Le CCM explique dans son communiqué que sa décision découle de l’avis du Conseil des Oulémas. Sans entrer dans trop de détails, le document indique que le film en question va à l’encontre des constantes du Maroc.
Le film en question qui intègre une narration chiite, a pris le parti de montrer l’image du prophète Mohammed ainsi que ses proches mais sans jeu d’acteur. Leurs visages ont été créés par ordinateur. Il s’agit d’une question centrale dans le rejet de ce film puisqu’il a été interdit dans plusieurs pays musulmans, comme l’Irak, le Pakistan mais aussi l’Iran, des pays pourtant avec de fortes communautés chiites.
Le film sorti le 3 juin, a provoqué une onde de choc à l’étranger, notamment au Royaume-Uni où il a été tourné.
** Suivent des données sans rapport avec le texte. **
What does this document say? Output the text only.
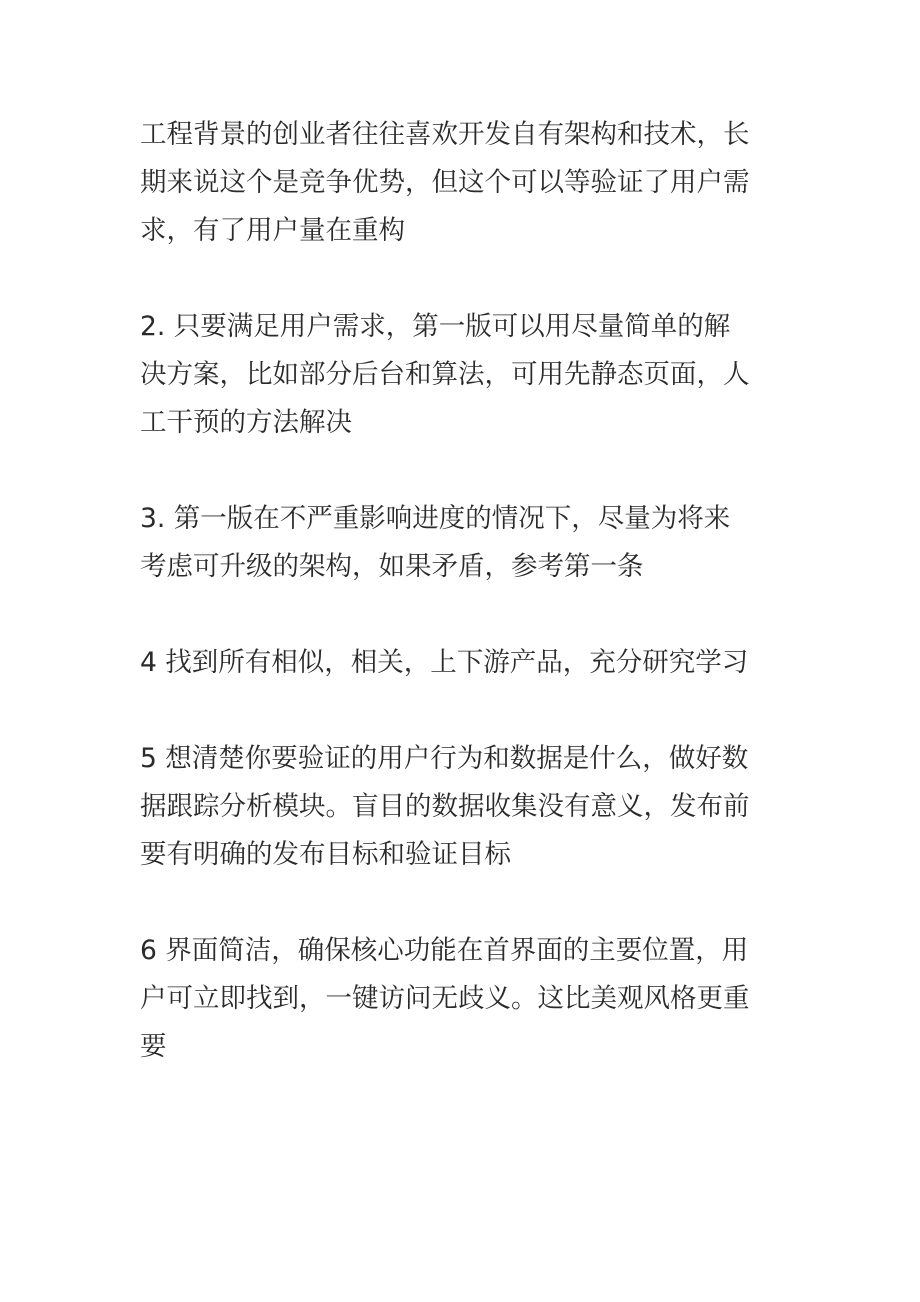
工程背景的创业者往往喜欢开发自有架构和技术，长
期来说这个是竞争优势，但这个可以等验证了用户需
求，有了用户量在重构
2. 只要满足用户需求，第一版可以用尽量简单的解
决方案，比如部分后台和算法，可用先静态页面，人
工干预的方法解决
3. 第一版在不严重影响进度的情况下，尽量为将来
考虑可升级的架构，如果矛盾，参考第一条
4 找到所有相似，相关，上下游产品，充分研究学习
5 想清楚你要验证的用户行为和数据是什么，做好数
据跟踪分析模块。盲目的数据收集没有意义，发布前
要有明确的发布目标和验证目标
6 界面简洁，确保核心功能在首界面的主要位置，用
户可立即找到，一键访问无歧义。这比美观风格更重
要
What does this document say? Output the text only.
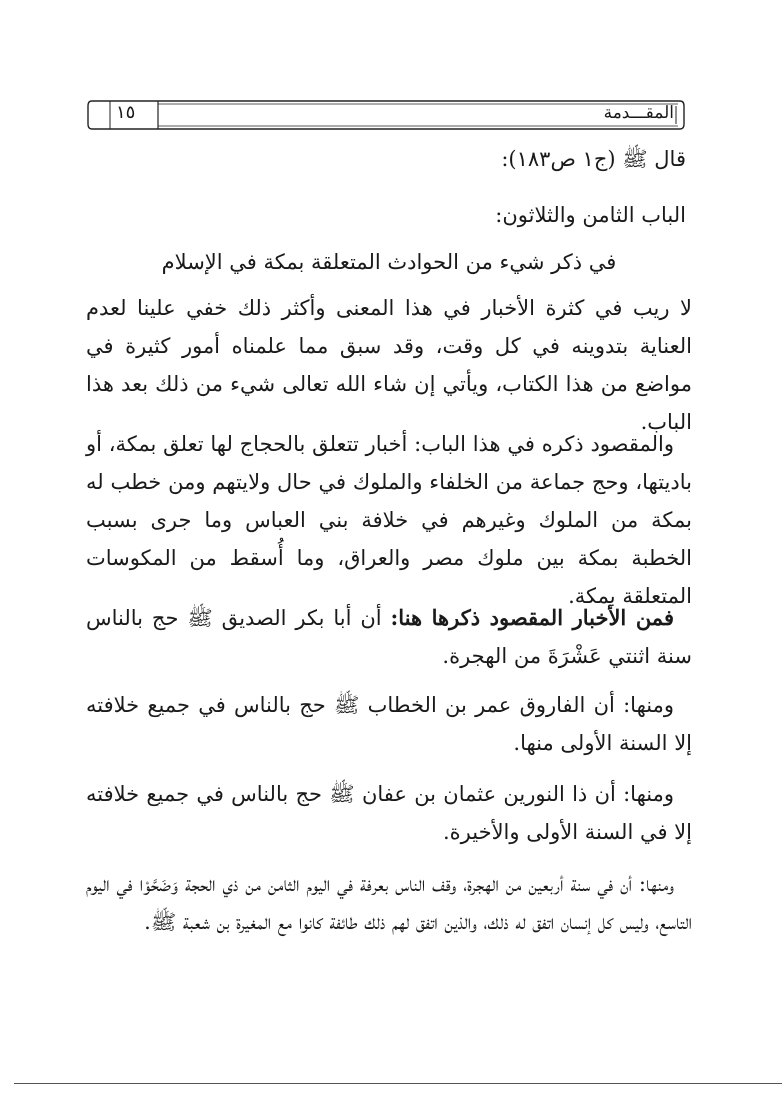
المقـــدمة
١٥
قال ﷺ (ج١ ص١٨٣):
الباب الثامن والثلاثون:
في ذكر شيء من الحوادث المتعلقة بمكة في الإسلام
لا ريب في كثرة الأخبار في هذا المعنى وأكثر ذلك خفي علينا لعدم العناية بتدوينه في كل وقت، وقد سبق مما علمناه أمور كثيرة في مواضع من هذا الكتاب، ويأتي إن شاء الله تعالى شيء من ذلك بعد هذا الباب.
والمقصود ذكره في هذا الباب: أخبار تتعلق بالحجاج لها تعلق بمكة، أو باديتها، وحج جماعة من الخلفاء والملوك في حال ولايتهم ومن خطب له بمكة من الملوك وغيرهم في خلافة بني العباس وما جرى بسبب الخطبة بمكة بين ملوك مصر والعراق، وما أُسقط من المكوسات المتعلقة بمكة.
فمن الأخبار المقصود ذكرها هنا: أن أبا بكر الصديق ﷺ حج بالناس سنة اثنتي عَشْرَةَ من الهجرة.
ومنها: أن الفاروق عمر بن الخطاب ﷺ حج بالناس في جميع خلافته إلا السنة الأولى منها.
ومنها: أن ذا النورين عثمان بن عفان ﷺ حج بالناس في جميع خلافته إلا في السنة الأولى والأخيرة.
ومنها: أن في سنة أربعين من الهجرة، وقف الناس بعرفة في اليوم الثامن من ذي الحجة وَضَحَّوْا في اليوم التاسع، وليس كل إنسان اتفق له ذلك، والذين اتفق لهم ذلك طائفة كانوا مع المغيرة بن شعبة ﷺ.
Des manifestations ont été organisées contre ce film jugé blasphématoire et dans certaines villes sa diffusion a été suspendue.
Pour le chercheur Driss El Ganbouri, ce film « est une atteinte au prophète Mohammed et à sa famille et il s’agit du premier film qui personnifie le prophète en images alors que cela est strictement interdit par les savants ».
Il estime que dans ce sens, qu’il y a une différence entre l’Islam et le christianisme. « Les chrétiens ont l’habitude de personnifier le Christ en images ou en personnage, alors que cela n’est pas permis de le faire pour le prophète ».
En outre, l’auteur « tente de faire la promotion d’une certaine version de l’Islam chiite qui est perçue comme très dure vis à vis du prophète Mohammed et sa famille en particulier de Fatima Essahra (la fille du prophète) », pour l’expert en questions religieuses.
Cette version est connue chez les chiites extrémistes, indique-t-il. « Elle consiste à accuser les Sahaba du prophète (les Compagnons de l’islam) d’être un gang qui aurait tenté de prendre le dessus sur le prophète en l’empêchant de faire un testament au profit de Ali (son gendre et son fils spirituel) afin qu’il prenne la relève après sa mort », explique-t-il.
La même version du chiisme indique que « les Compagnons auraient pris le pouvoir par la force et par conséquent seraient des Kouffars (des mécréants), et c’est cela le discours du réalisateur du film Yasser El Habib puisque toutes ses déclarations à la presse sont orientées dans ce sens », estime El Ganbouri.
La décision du Maroc d’interdire ce film au Royaume est inédite mais pas surprenante. « Etant donné que le Maroc a une Commanderie des Croyants (dirigée par le Roi Mohammed VI, ndlr), le pays voit qu’il est de son devoir de partager son avis concernant ce sujet », explique le spécialiste par rapport à la prise de position du Maroc.
Et d’ajouter qu’ »il y a en ce moment, une sorte de montée de la discorde entre les sunnites et les chiites par des lobbys qui cherchent à confronter les deux versions sur l’histoire de l’islam ».
« Ce film, conclut-il, ouvre la voie à cette zizanie entre les deux courants et je pense que le Maroc a donné sa réponse dans ce dossier ».